Just as she was, with her lace and silks and long flowing train, Leona Lalage raced down the garden. With a bitter little smile she wondered what her Society friends would say if they could see her at this moment. The thorns of a rose bush caught a drooping mass of frippery and tore it away, but the woman paid no heed. Her dressmaker\'s bill need never be paid.

She came at length breathless with running to the end of the garden. A little green gate led to the lane which divided Lytton Avenue from the corner house. It was absolutely quiet there. Leona Lalage could catch just the faintest humming noise, then a glaring white eye flamed out.

Behind it was a black motor and the form of Balmayne.

"Never can trust a woman as to time," he growled. There was not the faintest shadow of politeness in his manner now. "Didn\'t I say twelve sharp?"

"I was detained," the Countess gasped. "After all, what are a few minutes?"

"Everything. Maitrank reaches Charing Cross in a little over half an hour, and it is absolutely imperative that I should see the arrival and find out where he stays. I suppose you can see that?"

The Countess had no more to say. She held out her hand silently. She tore all her long train of lace and silk away as if it had been rags, she buttoned a cloak over her dress; a blonde wig and lace shawl over her head completed the disguise.

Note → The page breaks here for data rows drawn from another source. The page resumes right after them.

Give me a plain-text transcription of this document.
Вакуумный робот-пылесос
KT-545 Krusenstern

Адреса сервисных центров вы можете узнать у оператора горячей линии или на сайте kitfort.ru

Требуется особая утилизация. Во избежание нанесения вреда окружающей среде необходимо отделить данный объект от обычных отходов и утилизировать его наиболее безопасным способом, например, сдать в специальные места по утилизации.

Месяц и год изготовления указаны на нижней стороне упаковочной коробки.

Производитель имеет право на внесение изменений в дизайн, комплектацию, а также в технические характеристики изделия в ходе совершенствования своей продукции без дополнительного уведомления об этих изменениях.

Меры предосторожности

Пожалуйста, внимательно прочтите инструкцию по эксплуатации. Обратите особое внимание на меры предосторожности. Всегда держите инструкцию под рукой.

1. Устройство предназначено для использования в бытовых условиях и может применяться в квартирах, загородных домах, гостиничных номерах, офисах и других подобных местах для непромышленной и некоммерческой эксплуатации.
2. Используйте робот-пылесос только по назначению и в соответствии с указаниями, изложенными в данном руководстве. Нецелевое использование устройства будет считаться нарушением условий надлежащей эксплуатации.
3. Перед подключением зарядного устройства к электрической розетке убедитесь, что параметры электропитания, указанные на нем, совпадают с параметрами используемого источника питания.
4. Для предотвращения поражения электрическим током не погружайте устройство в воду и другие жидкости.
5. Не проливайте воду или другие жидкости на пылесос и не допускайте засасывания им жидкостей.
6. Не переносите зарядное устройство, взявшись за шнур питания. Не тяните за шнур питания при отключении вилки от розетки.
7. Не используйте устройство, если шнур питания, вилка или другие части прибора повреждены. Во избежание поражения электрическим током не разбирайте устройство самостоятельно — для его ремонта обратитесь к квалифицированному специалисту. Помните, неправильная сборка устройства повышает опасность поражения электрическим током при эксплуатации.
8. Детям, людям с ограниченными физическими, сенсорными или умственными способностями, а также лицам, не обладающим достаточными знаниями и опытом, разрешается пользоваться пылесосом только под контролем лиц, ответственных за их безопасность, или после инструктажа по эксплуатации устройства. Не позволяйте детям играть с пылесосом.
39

"Come along," she said. "I\'ve got the key of the courtyard. Not that we are in the least likely to find anything there?"

"And why not?" Balmayne growled. "Stranger things have happened. I know a poor man at this minute who owns one of the richest gold mines in the world. He won\'t work it because when the gold was found he quarrelled with his partner on the spot and killed him. That\'s a fact."

"I\'d get it out of him," Leona said between her teeth. "I\'d like to bind him and torture him bit by bit until he yelled out the truth. Well, Charlton was always a strange man, and the jewels may be there yet. That is one of the reasons why I took up my abode in Lytton Avenue."

"One of the reasons," Balmayne said sardonically.

"Never mind that, we know too much about one another to say much. I\'ll open the door whilst you push the motor in. Quiet as the grave."

It was very quiet and still there when once the gates were closed. Balmayne took one of the lamps from the motor and extinguished the other. In the centre of the place was the well, partially covered over by a flat stone. There was a windlass, but no rope. Balmayne produced one. Very carefully he fitted it to the windlass. His dark eyes gleamed and dilated.

Quickly he lowered the rope till the bulge of it showed that the bottom was reached. He wound up the rope again, and as he did so a grunt of satisfaction escaped him. It was far better than he had expected.

"Here\'s a piece of rare good luck," he exclaimed. "Why, the well is dry."